The head of the dynasty, Géza Gorka (1894–1971)came from Hungarian folk pottery and ended up with unique forms of ceramic industry art form, decoration of glaze technology. "Ceramic art does not need the way of expression of other art forms co, because fire makes it an independent genre" - he explained. His figural ceramic objects in Art Deco style were sought after all over the world. The typical "Gorka" means, cracked glazed ceramics he "invented" demonstrated his famous statement he made at a young age: "The audience will just want what I do." According to his daughter, Lívia, Géza Gorka proved with a life's work that ceramic is an independent genre. "Plastic, but not sculpture. Colourful, but not painting. Drawings, but no graphics."

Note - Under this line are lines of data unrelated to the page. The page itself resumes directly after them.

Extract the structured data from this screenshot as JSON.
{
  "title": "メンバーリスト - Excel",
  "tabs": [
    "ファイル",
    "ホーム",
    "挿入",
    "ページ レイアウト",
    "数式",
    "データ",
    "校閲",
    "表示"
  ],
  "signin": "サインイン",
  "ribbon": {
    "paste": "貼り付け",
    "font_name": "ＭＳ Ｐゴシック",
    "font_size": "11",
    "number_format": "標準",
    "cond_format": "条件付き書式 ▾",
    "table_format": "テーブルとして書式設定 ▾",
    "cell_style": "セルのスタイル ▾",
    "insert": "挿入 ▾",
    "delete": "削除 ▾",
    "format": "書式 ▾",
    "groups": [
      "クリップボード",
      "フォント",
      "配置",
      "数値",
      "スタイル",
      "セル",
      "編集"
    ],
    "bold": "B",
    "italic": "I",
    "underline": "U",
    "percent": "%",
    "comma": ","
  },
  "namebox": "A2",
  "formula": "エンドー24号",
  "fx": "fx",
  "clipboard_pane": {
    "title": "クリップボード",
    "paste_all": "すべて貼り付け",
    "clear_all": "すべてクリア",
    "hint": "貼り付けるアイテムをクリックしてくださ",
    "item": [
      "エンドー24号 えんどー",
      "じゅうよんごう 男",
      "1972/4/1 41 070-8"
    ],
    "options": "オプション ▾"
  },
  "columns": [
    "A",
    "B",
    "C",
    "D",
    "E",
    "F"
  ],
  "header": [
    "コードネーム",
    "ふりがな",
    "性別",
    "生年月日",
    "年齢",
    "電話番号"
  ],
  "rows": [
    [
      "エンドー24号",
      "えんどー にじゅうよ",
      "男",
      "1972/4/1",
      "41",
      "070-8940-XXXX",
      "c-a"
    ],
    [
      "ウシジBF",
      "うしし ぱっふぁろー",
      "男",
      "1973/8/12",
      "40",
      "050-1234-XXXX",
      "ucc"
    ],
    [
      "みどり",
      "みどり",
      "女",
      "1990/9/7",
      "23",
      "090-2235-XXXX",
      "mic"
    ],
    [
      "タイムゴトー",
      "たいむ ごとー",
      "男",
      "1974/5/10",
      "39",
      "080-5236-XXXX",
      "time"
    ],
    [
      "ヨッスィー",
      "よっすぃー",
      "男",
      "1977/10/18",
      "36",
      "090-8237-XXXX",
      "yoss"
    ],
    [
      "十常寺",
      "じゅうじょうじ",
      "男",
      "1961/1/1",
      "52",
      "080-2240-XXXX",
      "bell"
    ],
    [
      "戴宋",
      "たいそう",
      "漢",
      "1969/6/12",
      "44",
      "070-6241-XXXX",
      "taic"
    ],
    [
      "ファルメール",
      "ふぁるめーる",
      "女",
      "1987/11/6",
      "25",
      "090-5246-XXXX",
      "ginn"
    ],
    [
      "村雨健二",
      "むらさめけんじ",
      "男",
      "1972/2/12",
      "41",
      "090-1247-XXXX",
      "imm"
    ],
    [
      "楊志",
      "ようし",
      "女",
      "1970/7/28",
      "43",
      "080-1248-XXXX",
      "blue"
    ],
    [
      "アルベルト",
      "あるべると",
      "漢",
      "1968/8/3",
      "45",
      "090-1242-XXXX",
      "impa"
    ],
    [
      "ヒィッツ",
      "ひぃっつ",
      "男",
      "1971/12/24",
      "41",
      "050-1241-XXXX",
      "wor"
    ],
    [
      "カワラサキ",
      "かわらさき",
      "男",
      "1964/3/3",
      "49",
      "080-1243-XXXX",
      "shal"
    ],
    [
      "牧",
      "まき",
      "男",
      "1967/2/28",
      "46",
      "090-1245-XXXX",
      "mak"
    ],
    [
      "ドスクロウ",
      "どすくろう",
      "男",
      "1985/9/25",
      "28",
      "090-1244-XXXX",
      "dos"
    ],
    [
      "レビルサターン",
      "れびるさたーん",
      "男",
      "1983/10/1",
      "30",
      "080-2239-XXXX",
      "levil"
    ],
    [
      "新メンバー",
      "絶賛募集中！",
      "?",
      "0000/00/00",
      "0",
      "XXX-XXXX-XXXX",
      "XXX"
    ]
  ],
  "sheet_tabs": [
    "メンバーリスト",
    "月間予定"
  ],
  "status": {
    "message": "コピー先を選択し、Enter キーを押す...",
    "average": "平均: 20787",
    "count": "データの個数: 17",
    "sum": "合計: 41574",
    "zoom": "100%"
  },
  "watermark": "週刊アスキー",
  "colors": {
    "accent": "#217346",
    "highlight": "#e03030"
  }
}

Verőce, the workshop, his father's teachings were decisive in Lívia Gorka's work (1925-2011). The unique beauty of the natural environment, the talent, the family example, curiosity and professional issues influenced her to constant experimentation, It was a worthy legacy to Livia Gorka at the beginning of her artist career to find her own expression as sculpture in the seventies - wrote about her the rt historian Lilla Szabó. Géza Gorka-Focht (1952) is a lonely artist on contemporary Hungarian ceramic scene. He returned to his grandfather's and attaches importance to create his own objects on his own disk and burn them at a high temperature. The Tableware, vases, plates he makes retain family traditions, precise knowledge of ceramics, love of beautiful object.